Bound the entire sequence: The entire sequence consists of two parts: the “head” \(\{a_1, a_2, \dots, a_N\}\) and the “tail” \(\{a_{N+1}, a_{N+2}, \dots\}\).
- The head is a finite set of numbers, so it is bounded.
- The tail is bounded between \(L-1\) and \(L+1\).
Construct the overall bounds: Let \(U\) be the maximum value in the set \(\{a_1, a_2, \dots, a_N, L+1\}\). Let \(M\) be the minimum value in the set \(\{a_1, a_2, \dots, a_N, L-1\}\).

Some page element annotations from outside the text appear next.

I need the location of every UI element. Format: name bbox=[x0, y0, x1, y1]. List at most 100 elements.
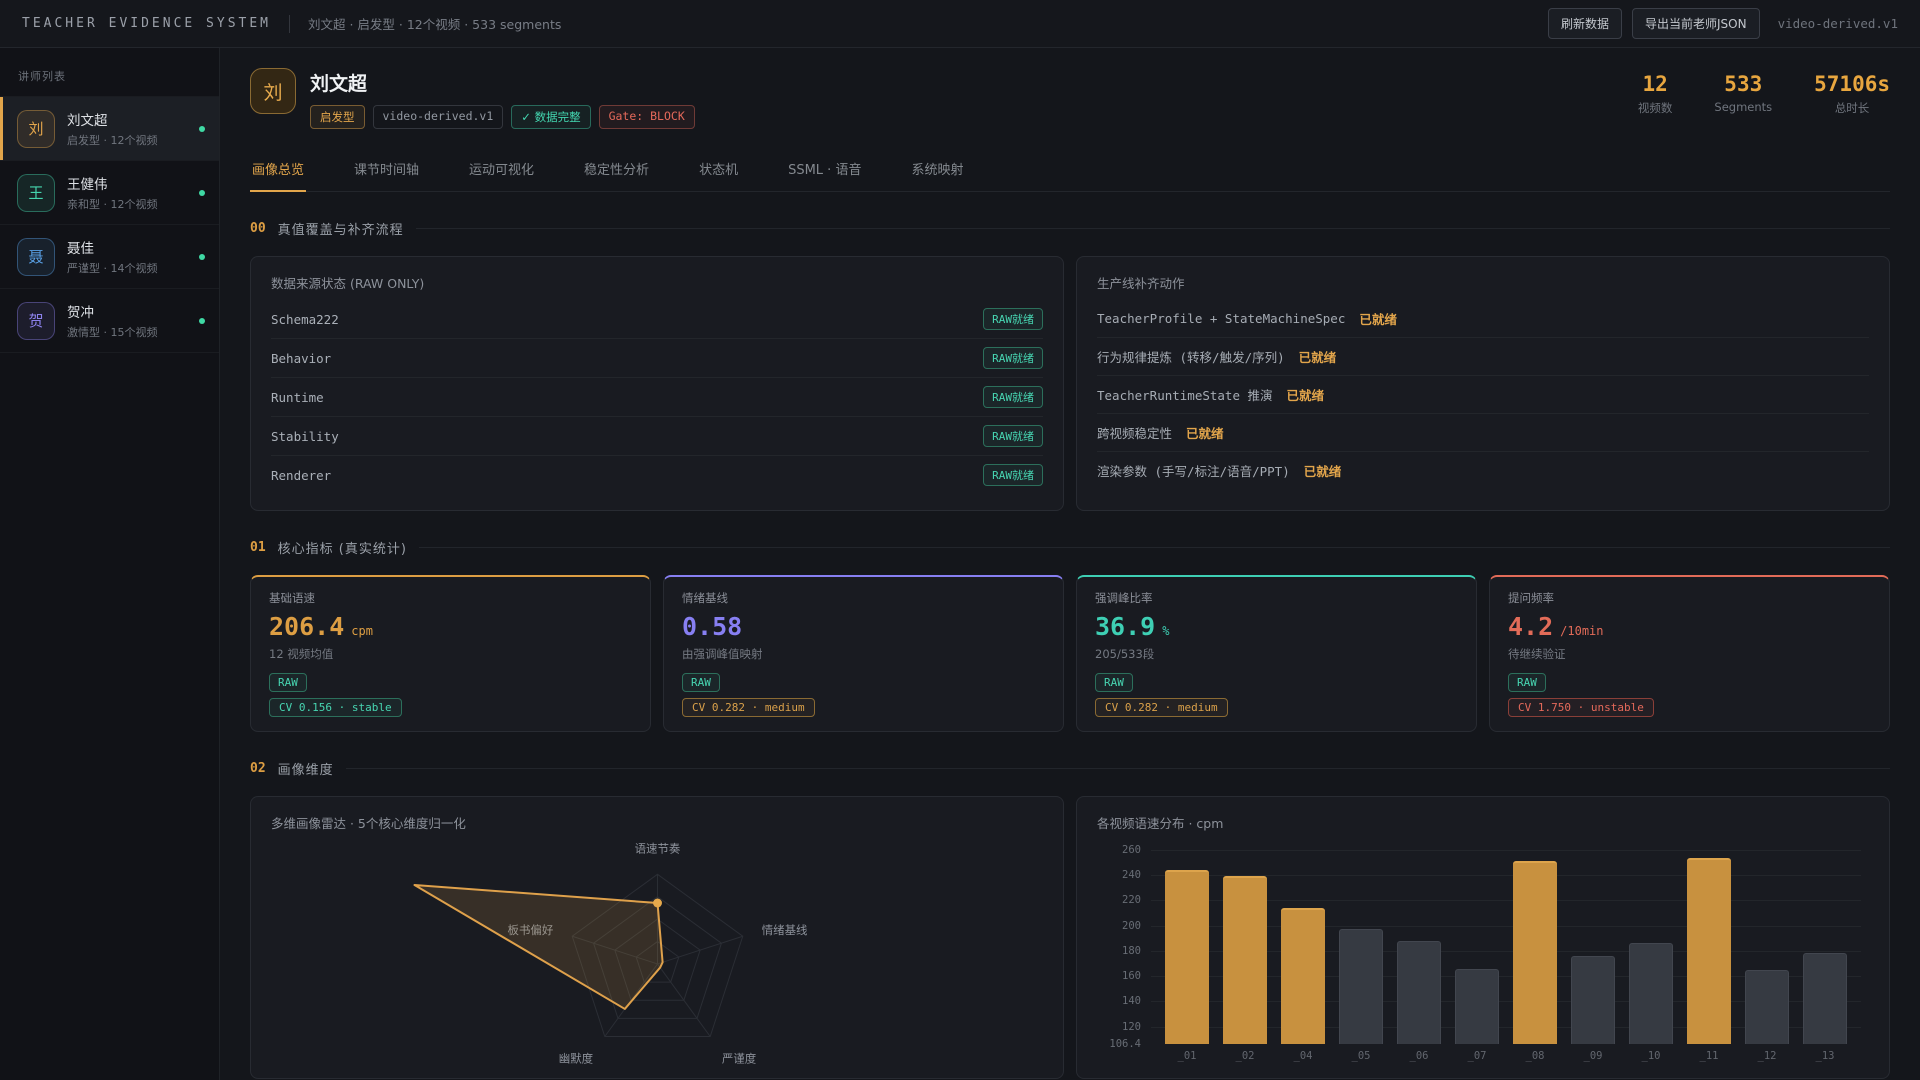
metric-unit: cpm bbox=[351, 624, 373, 638]
radar-axis-label: 严谨度 bbox=[722, 1052, 756, 1066]
metric-unit: % bbox=[1162, 624, 1170, 638]
bar-gridline bbox=[1151, 950, 1861, 952]
teacher-info: 刘文超 启发型 · 12个视频 bbox=[67, 109, 158, 148]
main-content: 刘 刘文超 启发型 video-derived.v1 ✓ 数据完整 Gate: … bbox=[220, 48, 1920, 1080]
data-source-row: Renderer RAW就绪 bbox=[271, 456, 1043, 494]
bar-gridline bbox=[1151, 1001, 1861, 1003]
pipeline-step-name: TeacherRuntimeState 推演 bbox=[1097, 388, 1273, 403]
topbar-divider bbox=[289, 14, 291, 33]
ready-status: 已就绪 bbox=[1286, 388, 1325, 403]
teacher-avatar: 刘 bbox=[17, 109, 55, 148]
sidebar-teacher-item[interactable]: 王王健伟 亲和型 · 12个视频 bbox=[0, 160, 219, 224]
teacher-meta: 严谨型 · 14个视频 bbox=[67, 262, 158, 275]
bar-chart-card: 各视频语速分布 · cpm 120 140 160 180 200 220 240 260 10… bbox=[1076, 796, 1890, 1079]
data-sources-title: 数据来源状态 (RAW ONLY) bbox=[271, 276, 425, 291]
metric-value-row: 0.58 bbox=[682, 612, 1045, 641]
sidebar-teacher-item[interactable]: 刘刘文超 启发型 · 12个视频 bbox=[0, 96, 219, 160]
metric-subtitle: 由强调峰值映射 bbox=[682, 647, 763, 661]
refresh-data-button[interactable]: 刷新数据 bbox=[1547, 8, 1622, 39]
export-json-button[interactable]: 导出当前老师JSON bbox=[1631, 8, 1760, 39]
tab-运动可视化[interactable]: 运动可视化 bbox=[469, 163, 535, 178]
data-source-row: Runtime RAW就绪 bbox=[271, 378, 1043, 417]
bar-_08 bbox=[1513, 861, 1557, 1044]
teacher-info: 王健伟 亲和型 · 12个视频 bbox=[67, 173, 158, 212]
x-tick-label: _09 bbox=[1583, 1050, 1603, 1062]
x-tick-label: _04 bbox=[1293, 1050, 1313, 1062]
data-sources-card: 数据来源状态 (RAW ONLY) Schema222 RAW就绪 Behavior… bbox=[250, 256, 1064, 511]
radar-spoke bbox=[657, 935, 743, 965]
bar-gridline bbox=[1151, 874, 1861, 876]
radar-axis-label: 板书偏好 bbox=[508, 923, 554, 937]
raw-ready-badge: RAW就绪 bbox=[983, 464, 1043, 486]
radar-spoke bbox=[572, 935, 658, 965]
y-tick-label: 200 bbox=[1122, 919, 1141, 932]
cv-badge: CV 0.282 · medium bbox=[682, 698, 815, 717]
metric-value-row: 4.2/10min bbox=[1508, 612, 1871, 641]
metric-unit: /10min bbox=[1560, 624, 1604, 638]
summary-stats: 12 视频数 533 Segments 57106s 总时长 bbox=[1638, 68, 1890, 116]
y-tick-label: 180 bbox=[1122, 944, 1141, 957]
tab-稳定性分析[interactable]: 稳定性分析 bbox=[584, 163, 650, 178]
app-brand: TEACHER EVIDENCE SYSTEM bbox=[22, 16, 272, 31]
metric-value: 0.58 bbox=[682, 612, 743, 641]
pipeline-row: TeacherProfile + StateMachineSpec 已就绪 bbox=[1097, 300, 1869, 338]
data-complete-badge: ✓ 数据完整 bbox=[511, 105, 591, 129]
teacher-name: 王健伟 bbox=[67, 177, 108, 193]
bar-gridline bbox=[1151, 925, 1861, 927]
metric-badges: RAW CV 1.750 · unstable bbox=[1508, 673, 1871, 717]
metric-label: 提问频率 bbox=[1508, 591, 1554, 605]
ready-status: 已就绪 bbox=[1186, 426, 1224, 441]
radar-axis-label: 幽默度 bbox=[559, 1052, 593, 1066]
y-baseline-label: 106.4 bbox=[1109, 1038, 1141, 1050]
pipeline-step-name: 跨视频稳定性 bbox=[1097, 426, 1173, 441]
ready-status: 已就绪 bbox=[1359, 312, 1397, 327]
sidebar-teacher-item[interactable]: 聂聂佳 严谨型 · 14个视频 bbox=[0, 224, 219, 288]
y-tick-label: 140 bbox=[1122, 995, 1141, 1008]
pipeline-row: 行为规律提炼 (转移/触发/序列) 已就绪 bbox=[1097, 338, 1869, 376]
teacher-avatar: 王 bbox=[17, 173, 55, 212]
metric-card: 情绪基线 0.58 由强调峰值映射 RAW CV 0.282 · medium bbox=[663, 575, 1064, 732]
sidebar-teacher-item[interactable]: 贺贺冲 激情型 · 15个视频 bbox=[0, 288, 219, 353]
pipeline-row: 跨视频稳定性 已就绪 bbox=[1097, 414, 1869, 452]
radar-vertex-dot bbox=[653, 898, 662, 908]
tab-系统映射[interactable]: 系统映射 bbox=[911, 163, 964, 178]
tab-SSML · 语音[interactable]: SSML · 语音 bbox=[788, 163, 862, 178]
teacher-name: 刘文超 bbox=[67, 113, 108, 129]
tab-状态机[interactable]: 状态机 bbox=[699, 163, 739, 178]
x-tick-label: _01 bbox=[1177, 1050, 1197, 1062]
pipeline-title: 生产线补齐动作 bbox=[1097, 276, 1185, 291]
metric-value: 4.2 bbox=[1508, 612, 1554, 641]
metric-subtitle: 12 视频均值 bbox=[269, 647, 334, 661]
stat-videos: 12 视频数 bbox=[1637, 72, 1673, 115]
online-dot bbox=[199, 317, 205, 324]
radar-axis-label: 语速节奏 bbox=[635, 841, 681, 855]
x-tick-label: _10 bbox=[1641, 1050, 1661, 1062]
main-tabs: 画像总览 课节时间轴 运动可视化 稳定性分析 状态机 SSML · 语音 系统映射 bbox=[250, 149, 1890, 192]
data-source-rows: Schema222 RAW就绪 Behavior RAW就绪 Runtime RAW就绪 S… bbox=[271, 300, 1043, 494]
bars-area bbox=[1151, 842, 1861, 1044]
radar-grid-ring bbox=[592, 896, 723, 1019]
radar-grid-ring bbox=[614, 918, 701, 1001]
metric-subtitle: 待继续验证 bbox=[1508, 647, 1566, 661]
y-tick-label: 220 bbox=[1122, 894, 1141, 907]
teacher-type-badge: 启发型 bbox=[310, 105, 365, 129]
metric-badges: RAW CV 0.282 · medium bbox=[682, 673, 1045, 717]
pipeline-step-name: 渲染参数 (手写/标注/语音/PPT) bbox=[1097, 464, 1290, 479]
teacher-meta: 激情型 · 15个视频 bbox=[67, 326, 158, 339]
pipeline-step-name: TeacherProfile + StateMachineSpec bbox=[1097, 311, 1346, 326]
tab-课节时间轴[interactable]: 课节时间轴 bbox=[354, 163, 420, 178]
source-name: Schema222 bbox=[271, 311, 339, 327]
tab-画像总览[interactable]: 画像总览 bbox=[250, 149, 307, 192]
radar-data-polygon bbox=[413, 884, 664, 1010]
x-tick-label: _12 bbox=[1757, 1050, 1777, 1062]
section-01-header: 01 核心指标 (真实统计) bbox=[250, 538, 1890, 557]
bar-_06 bbox=[1397, 940, 1441, 1044]
data-source-row: Schema222 RAW就绪 bbox=[271, 300, 1043, 339]
metric-value-row: 206.4 cpm bbox=[269, 612, 632, 641]
raw-ready-badge: RAW就绪 bbox=[983, 425, 1043, 447]
cv-badge: CV 0.282 · medium bbox=[1095, 698, 1228, 717]
teacher-sidebar: 讲师列表 刘刘文超 启发型 · 12个视频王王健伟 亲和型 · 12个视频聂聂佳 严谨… bbox=[0, 48, 220, 1080]
source-name: Behavior bbox=[271, 350, 332, 366]
x-tick-label: _13 bbox=[1815, 1050, 1835, 1062]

Conclusion: For any term \(a_n\) in the sequence, we have \(M \le a_n \le U\). This shows that the sequence is bounded.

2. The Converse Statement:

Statement: The converse is “If a sequence is bounded, then it is convergent.”
Truth Value: This statement is false.
Reason (Counterexample): A bounded sequence does not have to converge. The classic counterexample is the sequence \(a_n = (-1)^n\). This sequence is bounded because all its terms are either -1 or 1 (so they lie in the interval \([-1, 1]\)). However, it does not converge to a single limit; it oscillates. The Bolzano-Weierstrass Theorem states that a bounded sequence must have a convergent subsequence, but not that the sequence itself must converge.